The past three weeks have been a heady ride (not least for the gold-amassing British) and it has been made all the more enjoyable by the hosts' ability to deliver us where we wanted to be. A splendid transport system is probably the most prominent proof that Australian hospitality has been buttressed by formidable powers of organisation.

Obviously, the efficiency of the Games must always count for less than their ethos and the most encouraging omen of all in Sydney has come from the increased seriousness and vigour applied to the rooting-out of drug cheats. The unprecedented rate at which offenders have been unmasked here and the harsh international reaction to the refusal of the governing body of American athletics to disclose the names of a substantial number of their athletes who tested positive in the months preceding the Olympics clearly indicate, not before time, that attitudes are hardening within the IOC.

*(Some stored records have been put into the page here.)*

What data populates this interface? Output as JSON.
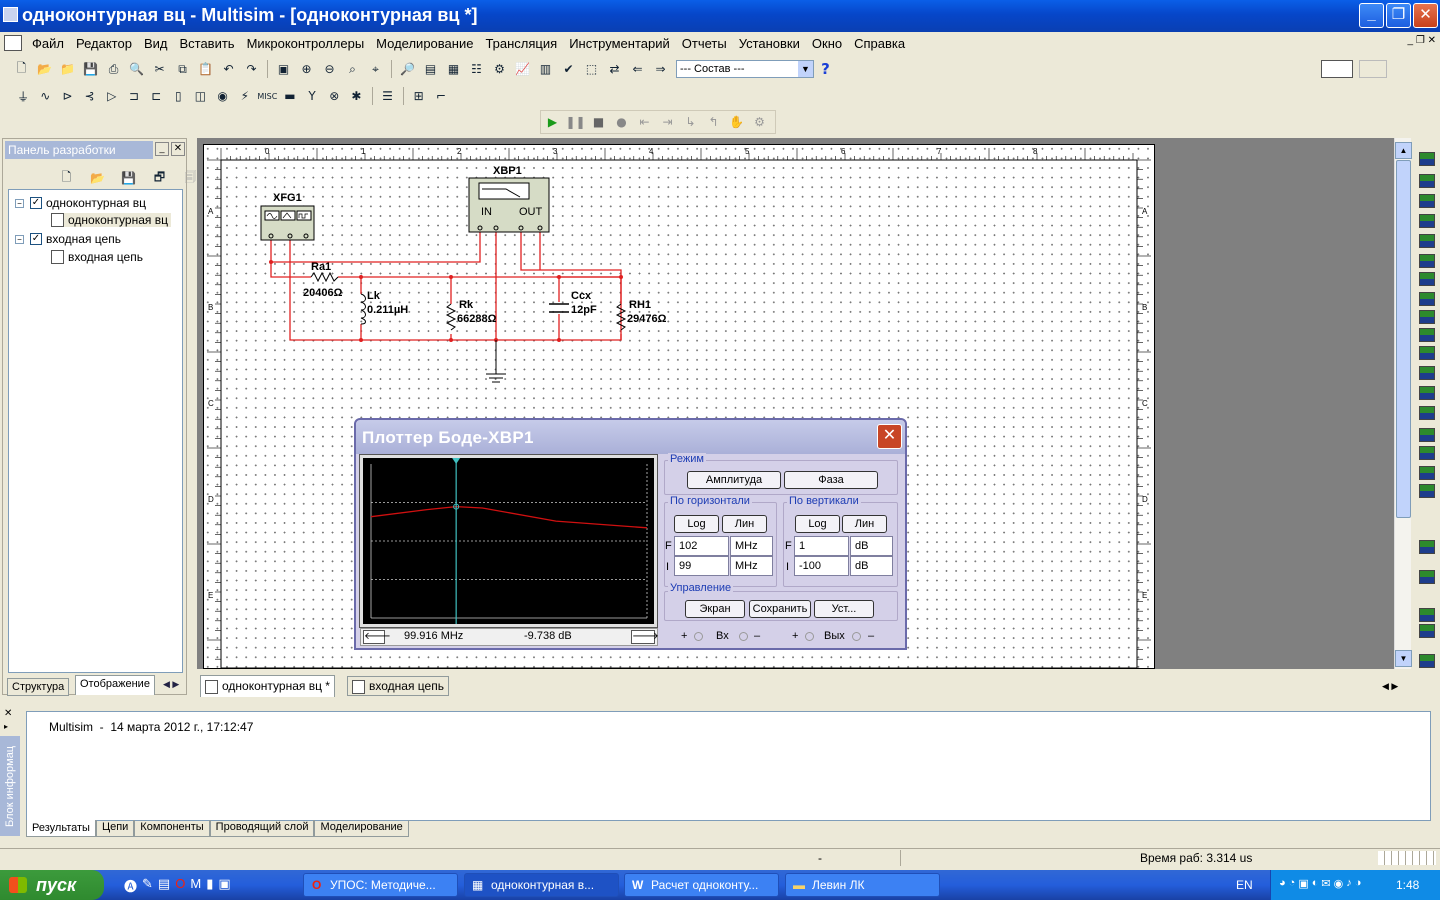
{
  "window": {
    "title": "одноконтурная вц - Multisim - [одноконтурная вц *]",
    "min": "_",
    "max": "❐",
    "close": "✕"
  },
  "menu": [
    "Файл",
    "Редактор",
    "Вид",
    "Вставить",
    "Микроконтроллеры",
    "Моделирование",
    "Трансляция",
    "Инструментарий",
    "Отчеты",
    "Установки",
    "Окно",
    "Справка"
  ],
  "toolbar": {
    "combo": "--- Состав ---",
    "help": "?"
  },
  "design_panel": {
    "title": "Панель разработки",
    "tree": [
      {
        "label": "одноконтурная вц",
        "level": 0
      },
      {
        "label": "одноконтурная вц",
        "level": 1
      },
      {
        "label": "входная цепь",
        "level": 0
      },
      {
        "label": "входная цепь",
        "level": 1
      }
    ],
    "tabs": [
      "Структура",
      "Отображение"
    ]
  },
  "schematic": {
    "ruler_top": [
      "0",
      "1",
      "2",
      "3",
      "4",
      "5",
      "6",
      "7",
      "8"
    ],
    "ruler_left": [
      "A",
      "B",
      "C",
      "D",
      "E"
    ],
    "components": {
      "xfg": {
        "ref": "XFG1"
      },
      "xbp": {
        "ref": "XBP1",
        "in": "IN",
        "out": "OUT"
      },
      "ra": {
        "ref": "Ra1",
        "value": "20406Ω"
      },
      "lk": {
        "ref": "Lk",
        "value": "0.211µH"
      },
      "rk": {
        "ref": "Rk",
        "value": "66288Ω"
      },
      "ccx": {
        "ref": "Ccx",
        "value": "12pF"
      },
      "rh": {
        "ref": "RH1",
        "value": "29476Ω"
      }
    }
  },
  "bode": {
    "title": "Плоттер Боде-XBP1",
    "mode_label": "Режим",
    "amplitude": "Амплитуда",
    "phase": "Фаза",
    "horizontal_label": "По горизонтали",
    "vertical_label": "По вертикали",
    "log": "Log",
    "lin": "Лин",
    "h_final": "102",
    "h_final_unit": "MHz",
    "h_initial": "99",
    "h_initial_unit": "MHz",
    "v_final": "1",
    "v_final_unit": "dB",
    "v_initial": "-100",
    "v_initial_unit": "dB",
    "f_label": "F",
    "i_label": "I",
    "control_label": "Управление",
    "screen": "Экран",
    "save": "Сохранить",
    "setup": "Уст...",
    "readout_freq": "99.916 MHz",
    "readout_db": "-9.738 dB",
    "in_label": "Вх",
    "out_label": "Вых",
    "plus": "+",
    "minus": "–",
    "trace_color": "#d01010",
    "cursor_color": "#40c0c0",
    "curve": {
      "freq_mhz": [
        99,
        99.6,
        99.916,
        100.2,
        101,
        102
      ],
      "db": [
        -12.3,
        -10.5,
        -9.738,
        -10.1,
        -13.4,
        -15.1
      ]
    }
  },
  "doc_tabs": [
    {
      "label": "одноконтурная вц *",
      "active": true
    },
    {
      "label": "входная цепь",
      "active": false
    }
  ],
  "info": {
    "vertical_label": "Блок информац",
    "log": "Multisim  -  14 марта 2012 г., 17:12:47",
    "tabs": [
      "Результаты",
      "Цепи",
      "Компоненты",
      "Проводящий слой",
      "Моделирование"
    ]
  },
  "status": {
    "dash": "-",
    "runtime": "Время раб: 3.314 us"
  },
  "taskbar": {
    "start": "пуск",
    "tasks": [
      {
        "label": "УПОС: Методиче...",
        "active": false
      },
      {
        "label": "одноконтурная в...",
        "active": true
      },
      {
        "label": "Расчет одноконту...",
        "active": false
      },
      {
        "label": "Левин ЛК",
        "active": false
      }
    ],
    "lang": "EN",
    "clock": "1:48"
  }
}
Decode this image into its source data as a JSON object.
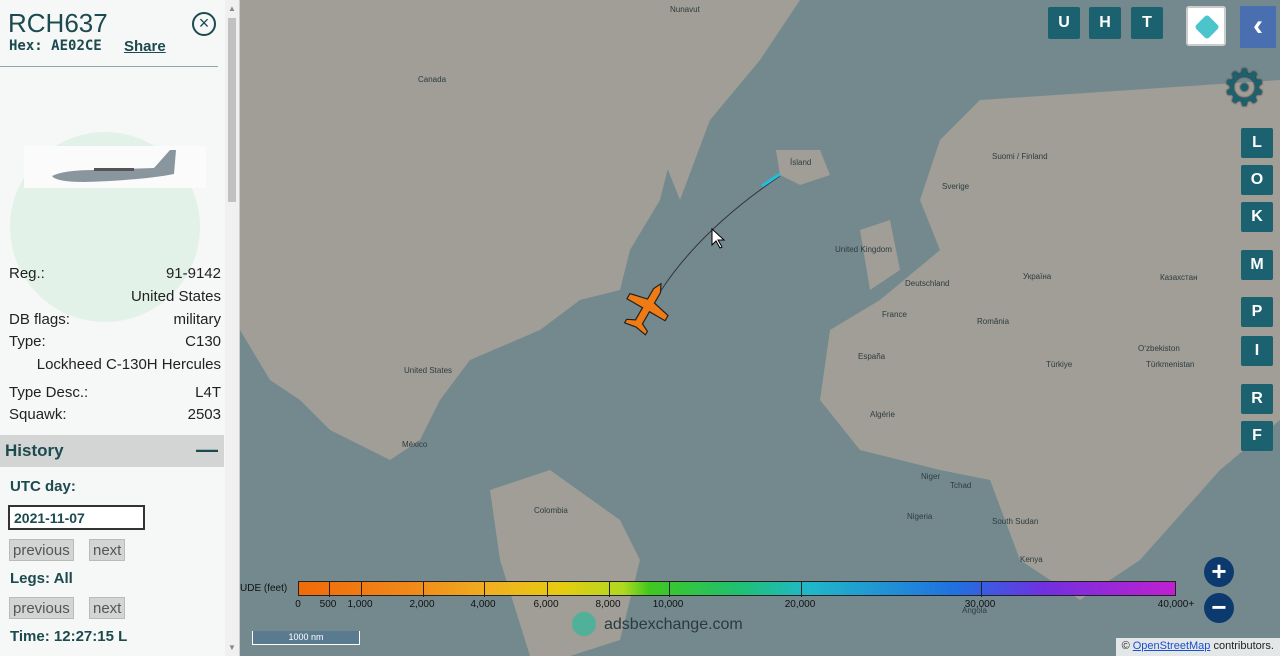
{
  "sidebar": {
    "callsign": "RCH637",
    "hex_label": "Hex:",
    "hex": "AE02CE",
    "share": "Share",
    "details": [
      {
        "label": "Reg.:",
        "value": "91-9142"
      },
      {
        "label": "",
        "value": "United States"
      },
      {
        "label": "DB flags:",
        "value": "military"
      },
      {
        "label": "Type:",
        "value": "C130"
      },
      {
        "label": "",
        "value": "Lockheed C-130H Hercules"
      },
      {
        "label": "Type Desc.:",
        "value": "L4T"
      },
      {
        "label": "Squawk:",
        "value": "2503"
      }
    ],
    "history": {
      "title": "History",
      "collapse": "—",
      "utc_day_label": "UTC day:",
      "utc_day": "2021-11-07",
      "previous": "previous",
      "next": "next",
      "legs_label": "Legs: All",
      "time_label": "Time: 12:27:15 L"
    }
  },
  "map": {
    "buttons_top": [
      "U",
      "H",
      "T"
    ],
    "side_buttons": [
      "L",
      "O",
      "K",
      "M",
      "P",
      "I",
      "R",
      "F"
    ],
    "labels": [
      {
        "t": "Nunavut"
      },
      {
        "t": "Canada"
      },
      {
        "t": "Ísland"
      },
      {
        "t": "Sverige"
      },
      {
        "t": "Suomi / Finland"
      },
      {
        "t": "United Kingdom"
      },
      {
        "t": "Deutschland"
      },
      {
        "t": "Україна"
      },
      {
        "t": "Казахстан"
      },
      {
        "t": "France"
      },
      {
        "t": "România"
      },
      {
        "t": "España"
      },
      {
        "t": "Türkiye"
      },
      {
        "t": "United States"
      },
      {
        "t": "México"
      },
      {
        "t": "Colombia"
      },
      {
        "t": "Algérie"
      },
      {
        "t": "Niger"
      },
      {
        "t": "Tchad"
      },
      {
        "t": "Nigeria"
      },
      {
        "t": "South Sudan"
      },
      {
        "t": "Kenya"
      },
      {
        "t": "Angola"
      },
      {
        "t": "Oʻzbekiston"
      },
      {
        "t": "Türkmenistan"
      }
    ],
    "legend": {
      "title": "UDE (feet)",
      "ticks": [
        "0",
        "500",
        "1,000",
        "2,000",
        "4,000",
        "6,000",
        "8,000",
        "10,000",
        "20,000",
        "30,000",
        "40,000+"
      ]
    },
    "scale": "1000 nm",
    "watermark": "adsbexchange.com",
    "attribution_prefix": "© ",
    "attribution_link": "OpenStreetMap",
    "attribution_suffix": " contributors.",
    "zoom_in": "+",
    "zoom_out": "−",
    "colors": {
      "ocean": "#73898e",
      "land": "#a09e96",
      "aircraft": "#f07a14",
      "button": "#1b6170"
    }
  }
}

Almost as significant were heavy comments unloaded by two IOC vice-presidents who are conspicuous contenders to succeed Juan Antonio Samaranch when the Spaniard steps down shortly from the presidency. Dick Pound, a Canadian lawyer, accused the US track and field authorities of being in "a state of denial" over their doping problems and Jacques Rogge, the Belgian orthopaedic surgeon who is hotly tipped to take over from Samaranch, dumped scorn on C J Hunter's insistence that he registered 1,000 times the permitted limit for the steroid nandrolone because he had been taking a nutritional supplement. "The only way to have such high levels is either by injection or by taking pills," said the doctor.

The appointment of Rogge as president would engender optimism that stronger, more enlightened policies could soon emerge in the Olympic movement. A former world champion yachtsman who competed at the Games of 1968, 1972 and 1976, he is 58 and could therefore be considered young blood by IOC standards. He would be expected to support the moves already discernible in the IOC towards the introduction of lifetime bans from the Olympics for athletes convicted of doping. To the British Olympic Association's credit, they have been prepared to hand down such sentences since 1988.

Being deprived of involvement in Sydney 2000 would have been severe punishment indeed - even for a spectator. These have been the Games of a lifetime, certainly of mine.